Opening Letters

Rightly Placed

reflections on six generations of Chippewa Valley locals

Bill Hogseth, illustrated by Catlin Felix Kramka |

When my son, Frank, was born last year, he became the first member of my family’s sixth generation to reside in the Chippewa Valley. Sometimes, I’m embarrassed to say that I live in the same place that my family has lived for so many generations. It’s embarrassing because it implies that I’m a simpleton.  Maybe, the trajectory of my life has not generated enough force sufficient to overcome the gravity of this place, my home. Maybe, you might think, I’m stuck here.

By staying here, I’ve traded in the thrill of travel and mobility for something less intoxicating: a settled life in a seemingly ordinary place. I’ve forsaken the opportunity to create a slick new identity in a new geography, to reinvent myself by simply moving to a new city, state, or country. Instead, I’ve chosen to surround myself with the ghosts of my family, landmarks freighted with memories, the absolute mass of my personal history, and the comforting gestures of a familiar landscape.

Alongside my embarrassment, however, I feel a quiet yet tremendous pride. The longer I stay here, the deeper I sink into the nuances of this place. I allow time to work and gradually reveal new layers. I’m surprised when I discover new things. My residence here has come to resemble a sort of companionship – as if it were a friendship, but with a place instead of a person – a type of relation that can only be arrived at through the accumulation of years and the unspoken commitment of a shared future. To belong, literally, means to be “rightly placed.”

Now, I’ve woven myself into the context. I can’t see past the sprawling oak trees, hills tumbling into valleys, trilliums unfolding across the forest floor. I can’t feel anything but the throbbing weight of July humidity and the crackling air of freezing January nights. It’s not springtime unless I hear the flute-like song of an eastern meadowlark. These things define me as much as they define this place: big wide rivers, venison tenderloins, the smell of freshly chopped alfalfa, summer tomatoes, the Packers, fish fries in church basements, games of pick-up hockey, the pre-dawn wail of a whip-poor-will, one-room taverns along empty county roads, and the steady plain-spoken practicality of these good people.

It is, however, a less than perfect place; there are plenty of things that I don’t love, things that I would like to change. As with anything, the good comes with the bad, which marks the test of patience and the struggle to stay put somewhere. When we encounter something we don’t like, the temptation is to reject it and replace it. Geographically speaking, that means we might search for a “better” place and there are plenty of other places that are sexier, hipper, and more dramatic than this one. But, this place is my home – I don’t have the luxury of choosing my home. It chose me, and I am proud to have not abandoned it. As I continue to live here, I slowly and deliberately work to change the things that I think need to be changed.

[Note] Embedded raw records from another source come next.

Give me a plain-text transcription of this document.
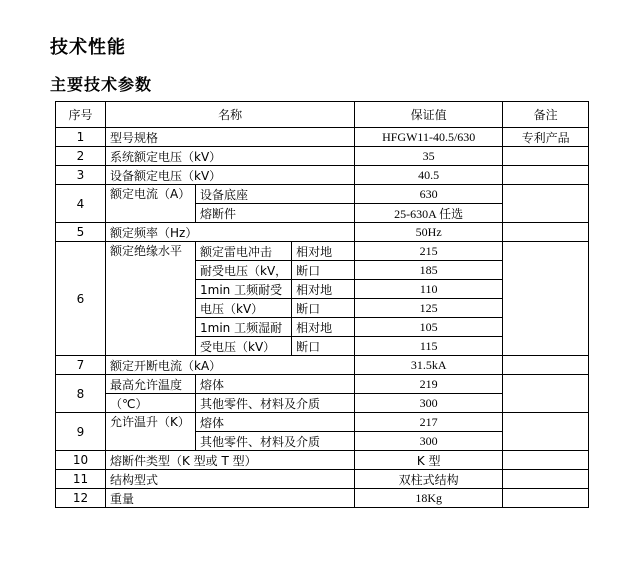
技术性能
主要技术参数
序号	名称			保证值	备注
1	型号规格			HFGW11-40.5/630	专利产品
2	系统额定电压（kV）			35	
3	设备额定电压（kV）			40.5	
4	额定电流（A）	设备底座		630	
		熔断件		25-630A 任选	
5	额定频率（Hz）			50Hz	
6	额定绝缘水平	额定雷电冲击	相对地	215	
		耐受电压（kV，	断口	185	
		1min 工频耐受	相对地	110	
		电压（kV）	断口	125	
		1min 工频湿耐	相对地	105	
		受电压（kV）	断口	115	
7	额定开断电流（kA）			31.5kA	
8	最高允许温度	熔体		219	
	（℃）	其他零件、材料及介质		300	
9	允许温升（K）	熔体		217	
		其他零件、材料及介质		300	
10	熔断件类型（K 型或 T 型）			K 型	
11	结构型式			双柱式结构	
12	重量			18Kg	
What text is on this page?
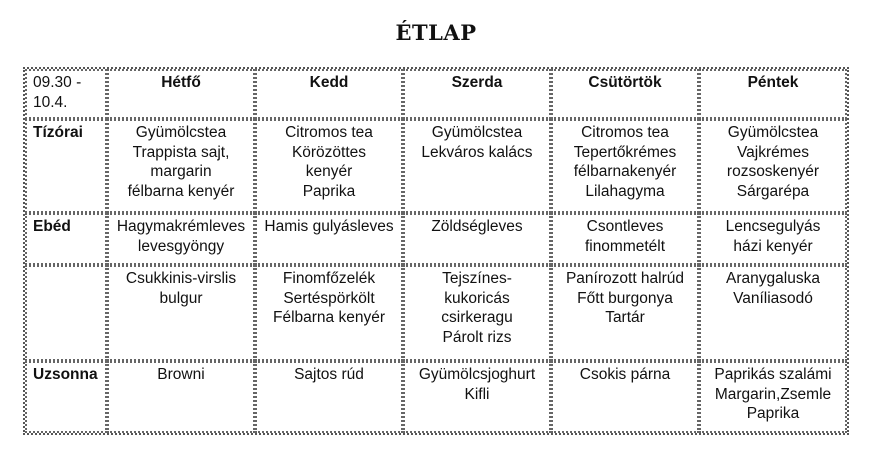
ÉTLAP
09.30 -
10.4.	Hétfő	Kedd	Szerda	Csütörtök	Péntek
Tízórai	Gyümölcstea
Trappista sajt,
margarin
félbarna kenyér	Citromos tea
Körözöttes
kenyér
Paprika	Gyümölcstea
Lekváros kalács	Citromos tea
Tepertőkrémes
félbarnakenyér
Lilahagyma	Gyümölcstea
Vajkrémes
rozsoskenyér
Sárgarépa

Ebéd	Hagymakrémleves
levesgyöngy	Hamis gulyásleves	Zöldségleves	Csontleves
finommetélt	Lencsegulyás
házi kenyér

	Csukkinis-virslis
bulgur	Finomfőzelék
Sertéspörkölt
Félbarna kenyér	Tejszínes-
kukoricás
csirkeragu
Párolt rizs	Panírozott halrúd
Főtt burgonya
Tartár	Aranygaluska
Vaníliasodó

Uzsonna	Browni	Sajtos rúd	Gyümölcsjoghurt
Kifli	Csokis párna	Paprikás szalámi
Margarin,Zsemle
Paprika
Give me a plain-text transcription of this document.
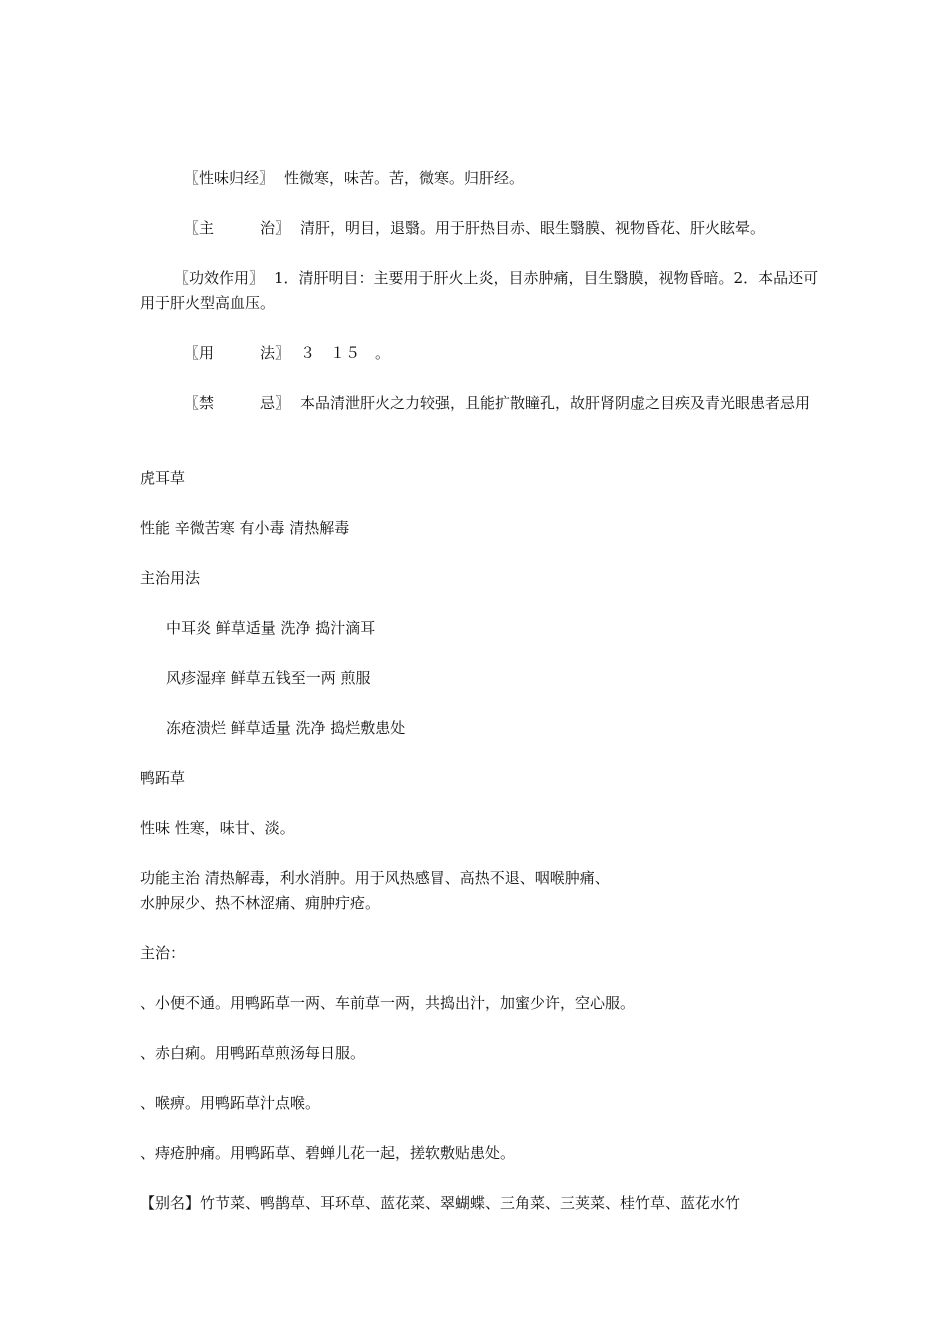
〖性味归经〗 性微寒，味苦。苦，微寒。归肝经。
〖主	治〗 清肝，明目，退翳。用于肝热目赤、眼生翳膜、视物昏花、肝火眩晕。
〖功效作用〗 1．清肝明目：主要用于肝火上炎，目赤肿痛，目生翳膜，视物昏暗。2．本品还可用于肝火型高血压。
〖用	法〗 ３　１５　。
〖禁	忌〗 本品清泄肝火之力较强，且能扩散瞳孔，故肝肾阴虚之目疾及青光眼患者忌用
虎耳草
性能 辛微苦寒 有小毒 清热解毒
主治用法
中耳炎 鲜草适量 洗净 捣汁滴耳
风疹湿痒 鲜草五钱至一两 煎服
冻疮溃烂 鲜草适量 洗净 捣烂敷患处
鸭跖草
性味 性寒，味甘、淡。
功能主治 清热解毒，利水消肿。用于风热感冒、高热不退、咽喉肿痛、
水肿尿少、热不林涩痛、痈肿疔疮。
主治：
、小便不通。用鸭跖草一两、车前草一两，共捣出汁，加蜜少许，空心服。
、赤白痢。用鸭跖草煎汤每日服。
、喉痹。用鸭跖草汁点喉。
、痔疮肿痛。用鸭跖草、碧蝉儿花一起，搓软敷贴患处。
【别名】竹节菜、鸭鹊草、耳环草、蓝花菜、翠蝴蝶、三角菜、三荚菜、桂竹草、蓝花水竹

But, still, I haven’t fully overcome the embarrassment that I’ve stayed put here in rural western Wisconsin. Shouldn’t I have gone to greater heights and farther distances? Have I suffered from a lack of ambition? I don’t think so. My embarrassment is counterbalanced by the knowledge that the things that I crave – connection, groundedness, community – can only be achieved by staying right here, in this place.  I’ll choose to measure my life’s success by the depth of my relations with the world. For me, this place is the world. I’ll probably die here, and that’s fine with me.